Can these things be ground to size?
For the removal of doubt, this is not a serious post, rather a "how can they do that for around £12"? It seems to be accurate enough for quick and dirty stuff like making everyday bodgery, it has a magnetic base, works in metric and Latin and is cheap enough that you don't mind the kids borrowing it.
Not bad for a 12 quid wonder, but a lot of brass for a Yorkshire lad to splash out. The paralellism between blade and Jo block looks a bit iffy though. Maybe a trick of the photo?
Martin
 
I made a height gauge that used a cheap digital caliper and looks like your 12-quid wonder. As you said about yours: "It seems to be accurate enough for quick and dirty stuff like making everyday bodgery..." Over time, I have acquired other means of measuring and marking and I use different techniques depending on what I want to do that day.

I think it all comes down to what you need for the project to hand. It's a hobby after all, so "whatever works."

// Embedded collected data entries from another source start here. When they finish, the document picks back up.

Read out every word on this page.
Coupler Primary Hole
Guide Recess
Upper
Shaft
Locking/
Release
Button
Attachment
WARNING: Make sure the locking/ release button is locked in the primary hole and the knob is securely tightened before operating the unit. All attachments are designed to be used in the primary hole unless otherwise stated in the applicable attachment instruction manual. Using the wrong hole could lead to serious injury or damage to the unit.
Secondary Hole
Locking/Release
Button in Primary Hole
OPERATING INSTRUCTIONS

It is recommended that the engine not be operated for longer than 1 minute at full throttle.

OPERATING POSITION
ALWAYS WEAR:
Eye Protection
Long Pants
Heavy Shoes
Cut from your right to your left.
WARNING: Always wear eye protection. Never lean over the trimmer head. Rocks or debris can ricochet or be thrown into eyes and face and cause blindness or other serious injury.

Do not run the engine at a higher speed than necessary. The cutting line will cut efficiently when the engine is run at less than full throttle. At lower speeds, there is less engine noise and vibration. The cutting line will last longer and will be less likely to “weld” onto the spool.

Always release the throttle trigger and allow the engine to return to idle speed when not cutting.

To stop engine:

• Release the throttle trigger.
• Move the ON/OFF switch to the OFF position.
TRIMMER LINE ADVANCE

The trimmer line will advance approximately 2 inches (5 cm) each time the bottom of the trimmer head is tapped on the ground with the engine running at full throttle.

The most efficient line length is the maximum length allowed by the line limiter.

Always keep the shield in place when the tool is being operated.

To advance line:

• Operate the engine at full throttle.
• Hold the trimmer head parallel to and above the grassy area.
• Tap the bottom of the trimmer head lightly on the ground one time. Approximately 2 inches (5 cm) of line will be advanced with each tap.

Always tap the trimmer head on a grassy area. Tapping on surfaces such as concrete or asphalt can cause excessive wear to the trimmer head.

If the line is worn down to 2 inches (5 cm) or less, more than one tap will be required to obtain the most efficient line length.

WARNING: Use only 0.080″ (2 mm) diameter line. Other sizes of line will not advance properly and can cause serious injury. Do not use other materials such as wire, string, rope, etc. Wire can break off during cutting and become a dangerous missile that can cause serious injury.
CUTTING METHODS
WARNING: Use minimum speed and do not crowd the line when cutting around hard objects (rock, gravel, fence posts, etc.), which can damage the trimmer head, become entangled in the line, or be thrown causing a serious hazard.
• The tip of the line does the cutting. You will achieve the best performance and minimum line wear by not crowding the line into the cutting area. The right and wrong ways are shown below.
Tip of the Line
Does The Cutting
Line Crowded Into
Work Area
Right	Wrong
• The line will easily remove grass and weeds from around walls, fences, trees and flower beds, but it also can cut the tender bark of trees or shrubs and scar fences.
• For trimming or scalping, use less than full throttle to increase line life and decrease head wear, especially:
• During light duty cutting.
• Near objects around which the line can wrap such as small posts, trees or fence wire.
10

Having said all that, if someone hires me to build a precision shop and gives me control of the money it will be Starret and Mitutoyo and calibrated everything and regular checks in a controlled environment. (Not likely, but one can dream.)

--ShopShoe
 
And there was I... making stuff using files, saws, drills, etc. and a height gauge against convenient standards like drill (shank) diameters... old ball bearing parts, and other "bought" items.
My micrometer has a vernier on the barrel for "tenths of a thou" - but my hands/skills are no longer good enough to bother with "less than a thou"... (Why can't Spell check handle so many Engineering and mathematical terms? - Are they missing from the American dictionary? - Websters, if I recall?).
My calipers are a pair of spring loaded arms, that I use against a steel rule... in 32nds of an inch. Or a Vernier caliper that sits carefully on the shelf, until it slides off and falls to the floor... (Hey-hum).
So is the gauge showing us that the digital display is " 'arf a thou" out? - "Pretty" good from the look of the lack of parallelism between the height gauge arm and the gauge block. Must be "operator error"! (;)).
I last used slip gauges in the controlled measurement and calibration lab at work... My workshop is not that same standard. Probably the glass surface is bent...?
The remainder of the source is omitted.